An editorial in "The Boston Globe" addresses last weekend's parliamentary elections in France. The "Globe" says: "On Sunday, in an unmistakable display of exasperation, French voters went to the polls to throw out a Socialist government they blamed for failing to stop muggers, purse snatchers, and car thieves."

The editorial continues: "The message sent to the political class by French voters seems to be that the public wants a tougher, more effective approach to street crime than the Socialists were able to muster but not the 'French first' scapegoating of immigrants that nationalist Jean-Marie Le Pen was selling."


The "Los Angeles Times" objects in an editorial to what its headline calls U.S. President George W. Bush's "go it alone" approach to international affairs and national security. "As terrorist threats mount, the United States has responded through its defense policies. President Bush's proposal to strengthen the Homeland Security Office is a sizable shift that makes good sense. U.S. international defense policy since World War II is a touchier issue, however. It has depended on collaboration with NATO, the United Nations, and other treaty organizations. That bedrock should remain."
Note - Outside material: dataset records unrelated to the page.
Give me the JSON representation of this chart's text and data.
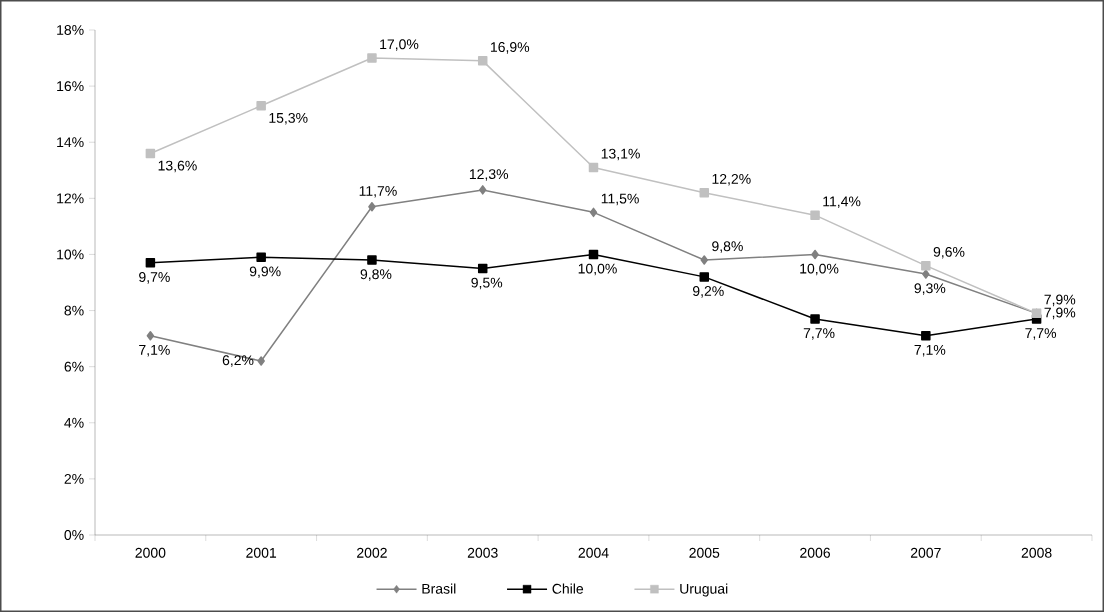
{
  "chart_data": {
    "type": "line",
    "categories": [
      "2000",
      "2001",
      "2002",
      "2003",
      "2004",
      "2005",
      "2006",
      "2007",
      "2008"
    ],
    "ylim": [
      0,
      18
    ],
    "yticks": [
      {
        "value": 0,
        "label": "0%"
      },
      {
        "value": 2,
        "label": "2%"
      },
      {
        "value": 4,
        "label": "4%"
      },
      {
        "value": 6,
        "label": "6%"
      },
      {
        "value": 8,
        "label": "8%"
      },
      {
        "value": 10,
        "label": "10%"
      },
      {
        "value": 12,
        "label": "12%"
      },
      {
        "value": 14,
        "label": "14%"
      },
      {
        "value": 16,
        "label": "16%"
      },
      {
        "value": 18,
        "label": "18%"
      }
    ],
    "series": [
      {
        "name": "Brasil",
        "color": "#808080",
        "marker": "diamond",
        "values": [
          7.1,
          6.2,
          11.7,
          12.3,
          11.5,
          9.8,
          10.0,
          9.3,
          7.9
        ],
        "value_labels": [
          "7,1%",
          "6,2%",
          "11,7%",
          "12,3%",
          "11,5%",
          "9,8%",
          "10,0%",
          "9,3%",
          "7,9%"
        ]
      },
      {
        "name": "Chile",
        "color": "#000000",
        "marker": "square",
        "values": [
          9.7,
          9.9,
          9.8,
          9.5,
          10.0,
          9.2,
          7.7,
          7.1,
          7.7
        ],
        "value_labels": [
          "9,7%",
          "9,9%",
          "9,8%",
          "9,5%",
          "10,0%",
          "9,2%",
          "7,7%",
          "7,1%",
          "7,7%"
        ]
      },
      {
        "name": "Uruguai",
        "color": "#c0c0c0",
        "marker": "square",
        "values": [
          13.6,
          15.3,
          17.0,
          16.9,
          13.1,
          12.2,
          11.4,
          9.6,
          7.9
        ],
        "value_labels": [
          "13,6%",
          "15,3%",
          "17,0%",
          "16,9%",
          "13,1%",
          "12,2%",
          "11,4%",
          "9,6%",
          "7,9%"
        ]
      }
    ],
    "grid": false,
    "legend": "bottom"
  }
}
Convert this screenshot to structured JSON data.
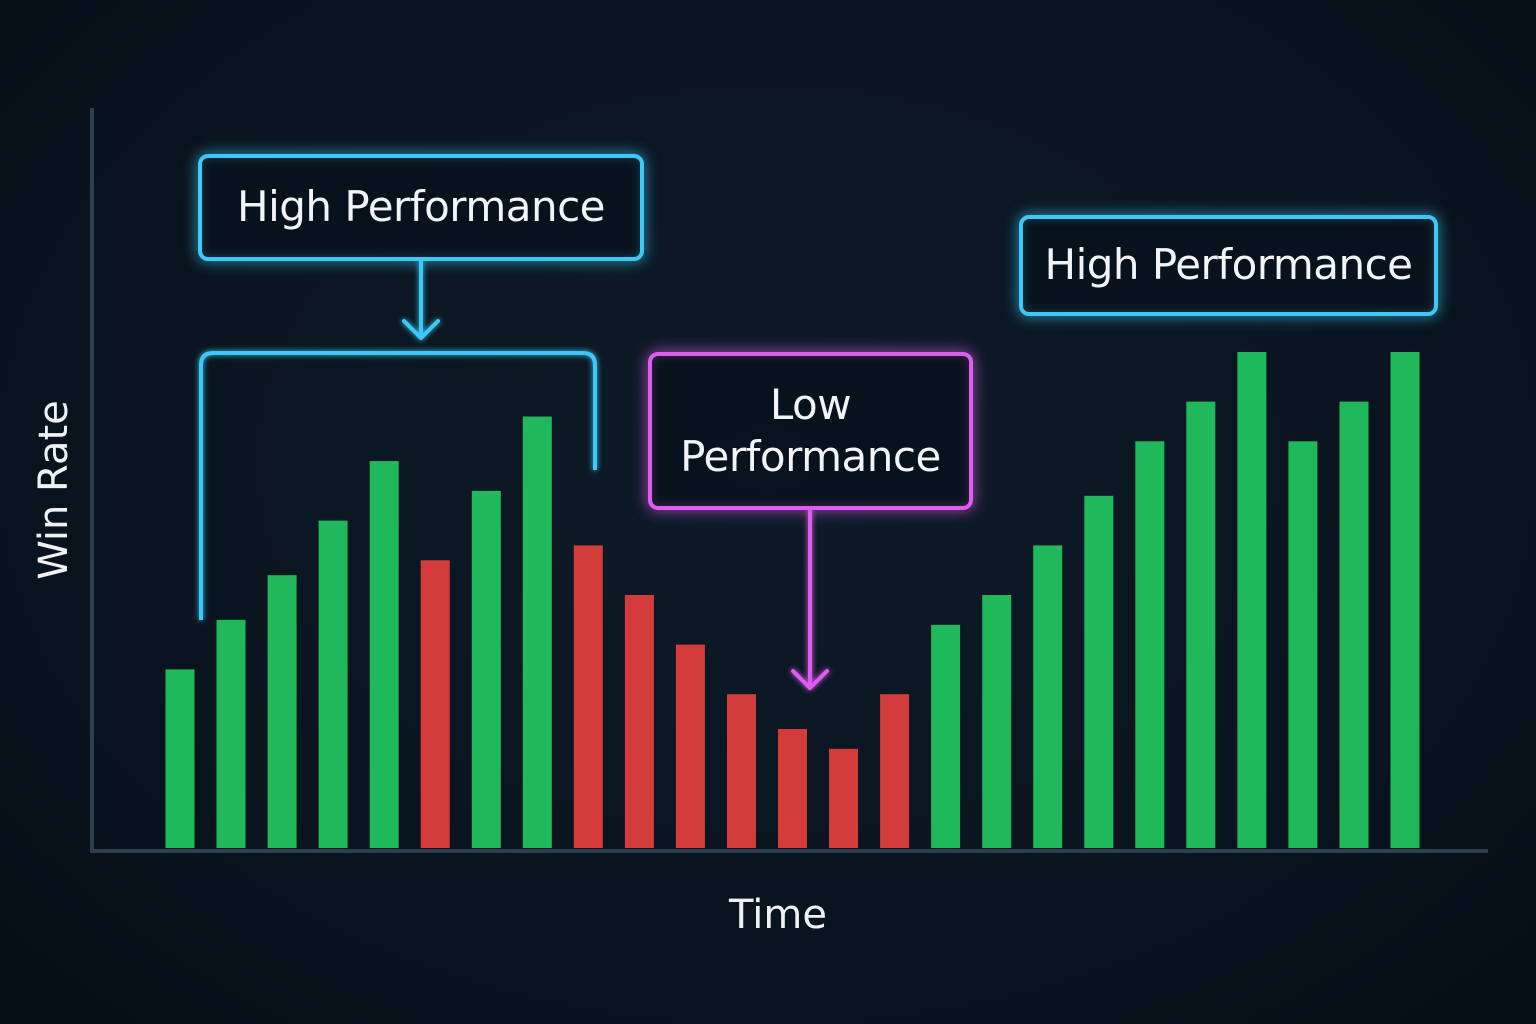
{
  "chart_data": {
    "type": "bar",
    "title": "",
    "xlabel": "Time",
    "ylabel": "Win Rate",
    "x_ticks": "none",
    "y_ticks": "none",
    "ylim": [
      0,
      100
    ],
    "grid": false,
    "legend": "none",
    "colors": {
      "up": "#1fb85a",
      "down": "#d43c3c",
      "axis": "#2c3e50",
      "highlight_blue": "#3ec8f5",
      "highlight_pink": "#e05cf0",
      "background": "#0a1521"
    },
    "bars": [
      {
        "value": 36,
        "direction": "up"
      },
      {
        "value": 46,
        "direction": "up"
      },
      {
        "value": 55,
        "direction": "up"
      },
      {
        "value": 66,
        "direction": "up"
      },
      {
        "value": 78,
        "direction": "up"
      },
      {
        "value": 58,
        "direction": "down"
      },
      {
        "value": 72,
        "direction": "up"
      },
      {
        "value": 87,
        "direction": "up"
      },
      {
        "value": 61,
        "direction": "down"
      },
      {
        "value": 51,
        "direction": "down"
      },
      {
        "value": 41,
        "direction": "down"
      },
      {
        "value": 31,
        "direction": "down"
      },
      {
        "value": 24,
        "direction": "down"
      },
      {
        "value": 20,
        "direction": "down"
      },
      {
        "value": 31,
        "direction": "down"
      },
      {
        "value": 45,
        "direction": "up"
      },
      {
        "value": 51,
        "direction": "up"
      },
      {
        "value": 61,
        "direction": "up"
      },
      {
        "value": 71,
        "direction": "up"
      },
      {
        "value": 82,
        "direction": "up"
      },
      {
        "value": 90,
        "direction": "up"
      },
      {
        "value": 100,
        "direction": "up"
      },
      {
        "value": 82,
        "direction": "up"
      },
      {
        "value": 90,
        "direction": "up"
      },
      {
        "value": 100,
        "direction": "up"
      }
    ],
    "annotations": [
      {
        "id": "high-left",
        "text": "High Performance",
        "style": "blue",
        "bracket": true
      },
      {
        "id": "low",
        "text": "Low\nPerformance",
        "style": "pink"
      },
      {
        "id": "high-right",
        "text": "High Performance",
        "style": "blue"
      }
    ]
  }
}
The editorial continues: "Bush has made tentative steps toward a more preemptive policy for months, saying the U.S. must respond to threats before they are carried out. In urgent, specific cases such as attacking terrorist training camps, that's fair enough. But his call in a speech Friday (14 June) for a new doctrine of preemptive attacks against potential threats -- maybe Iraq today, yet conceivably any troublesome nation -- goes too far in making the U.S. a power answerable only to itself."